If you follow these steps it will 100% void your warranty, so only do this at your own risk or if you don't care if the mouse will be unusable afterwards. I will not be held accountable for any damages!
So this was my mouse. It had to be opened up before I could begin.
There were three screws holding the mouse together. Two were under the front slide pads and the third was under the sticker. I had to peel the pads off with a putty modelling tool, but anything sharp would have worked to remove them. After the screws were out I pried the case open from one of the corners and gently pulled the top and bottom apart.
Inside were a bunch of electronics and switches. I tried following other people's suggestions by mashing the scroll click switch a bunch of times, but it didn't help.
At this point I had an idea. I noticed earlier that the side buttons worked in a similar way on my Mac as the scroll click button. So I thought that maybe I could rewire them. For that I needed to take the main circuit board out of the bottom of the case. This was a bit more work because there were five screws holding it in place with two of them hidden on top of the switches as pictured below.
I used my multimeter to see if the scroll click button worked, and it did, every single time I clicked the wheel, yet it didn't register as a click every time.
That led me to think that the problem was not with the button itself but somewhere else in the mouse circuitry. Then thinking back on those side buttons I figured that if I could trigger the side button using the scroll click button then it should give me the results that I wanted.

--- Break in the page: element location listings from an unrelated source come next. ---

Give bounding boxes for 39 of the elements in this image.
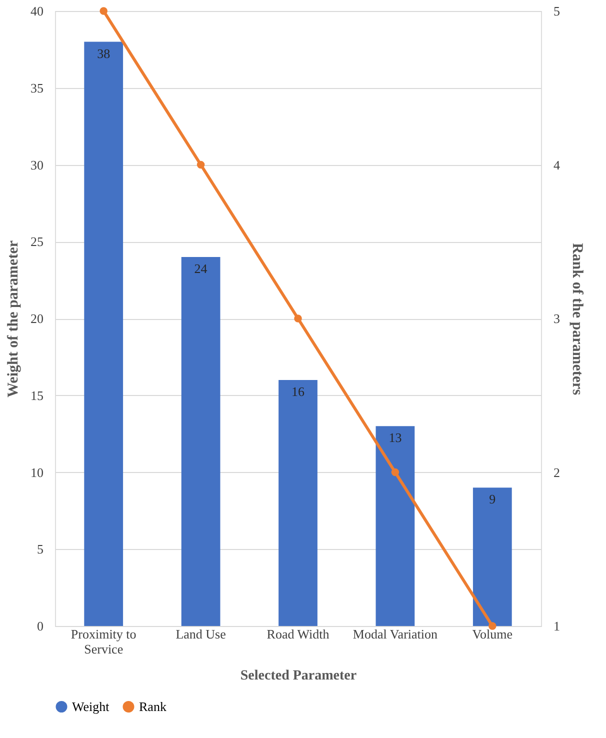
point	[100, 7, 108, 15]
bar	[181, 257, 220, 626]
y-tick-label: 30	[30, 157, 44, 172]
point	[294, 314, 302, 322]
y-tick-label: 35	[30, 80, 44, 96]
bar	[84, 42, 124, 626]
y-tick-label: 0	[37, 618, 44, 634]
data-label: 9	[489, 492, 496, 507]
x-tick-label: Road Width	[266, 626, 330, 642]
x-tick-label: Volume	[472, 626, 513, 642]
bar	[278, 380, 318, 626]
y-tick-label: 25	[30, 234, 44, 250]
x-axis-title: Selected Parameter	[240, 668, 357, 684]
data-label: 38	[97, 46, 110, 61]
x-tick-label: Proximity to Service	[70, 626, 136, 656]
y2-tick-label: 3	[554, 311, 560, 326]
bar	[376, 426, 415, 626]
y2-tick-label: 2	[554, 464, 560, 480]
y-tick-label: 20	[30, 311, 44, 326]
legend-label: Weight	[72, 698, 110, 714]
y2-tick-label: 1	[554, 618, 560, 634]
point	[488, 622, 496, 630]
data-label: 16	[292, 384, 305, 399]
y2-tick-label: 4	[554, 157, 560, 172]
y2-axis-title: Rank of the parameters	[569, 242, 585, 396]
y-axis-title: Weight of the parameter	[6, 240, 22, 398]
y2-tick-label: 5	[554, 4, 560, 18]
data-label: 13	[388, 430, 402, 446]
y-tick-label: 10	[30, 464, 44, 480]
x-tick-label: Modal Variation	[352, 626, 438, 642]
y-tick-label: 40	[30, 4, 44, 18]
y-tick-label: 5	[37, 542, 44, 557]
bar	[472, 488, 512, 626]
legend-label: Rank	[139, 698, 167, 714]
y-tick-label: 15	[30, 388, 44, 403]
x-tick-label: Land Use	[176, 626, 226, 642]
point	[391, 468, 400, 476]
point	[196, 160, 205, 169]
data-label: 24	[194, 261, 208, 276]
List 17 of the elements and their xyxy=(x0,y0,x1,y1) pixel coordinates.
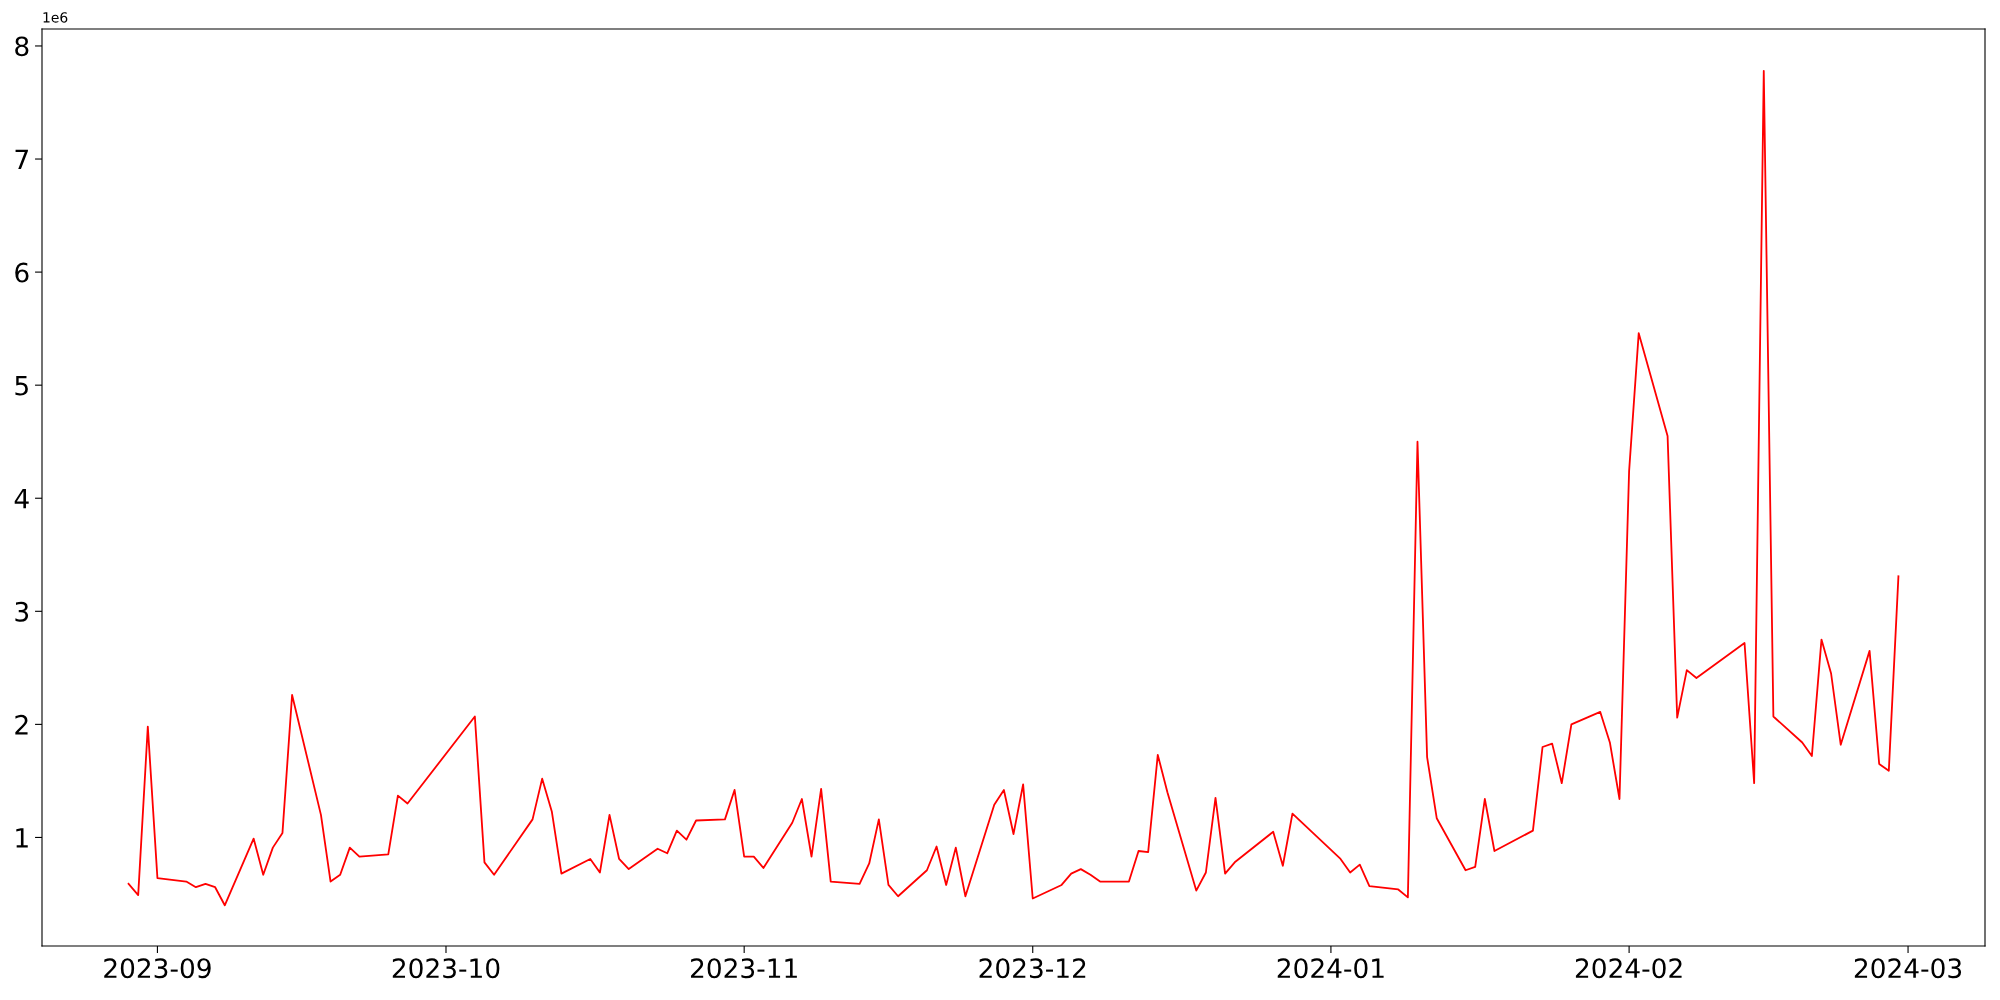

So I did just that. I wired the scroll click button to one of the side buttons. These buttons had three terminals and the first time I connected to the wrong ones which made my computer think that I had the scroll click down constantly. Whoops! After measuring with my multimeter I found that when connected one way the side buttons are always 'on' and turn 'off' when clicked and when connected a different way, they are 'off' by default and turn 'on' when clicked. I wanted the second option, the wiring for that is shown below.
After making those connections and putting everything back together I had a working scroll wheel click again! I never use the side buttons so that is not a problem for me, but if you do need those buttons - try other approaches or get a new mouse. If you have that side button mapped to anything in Razer's software, you will have to make sure it is configured to work as a scroll click button.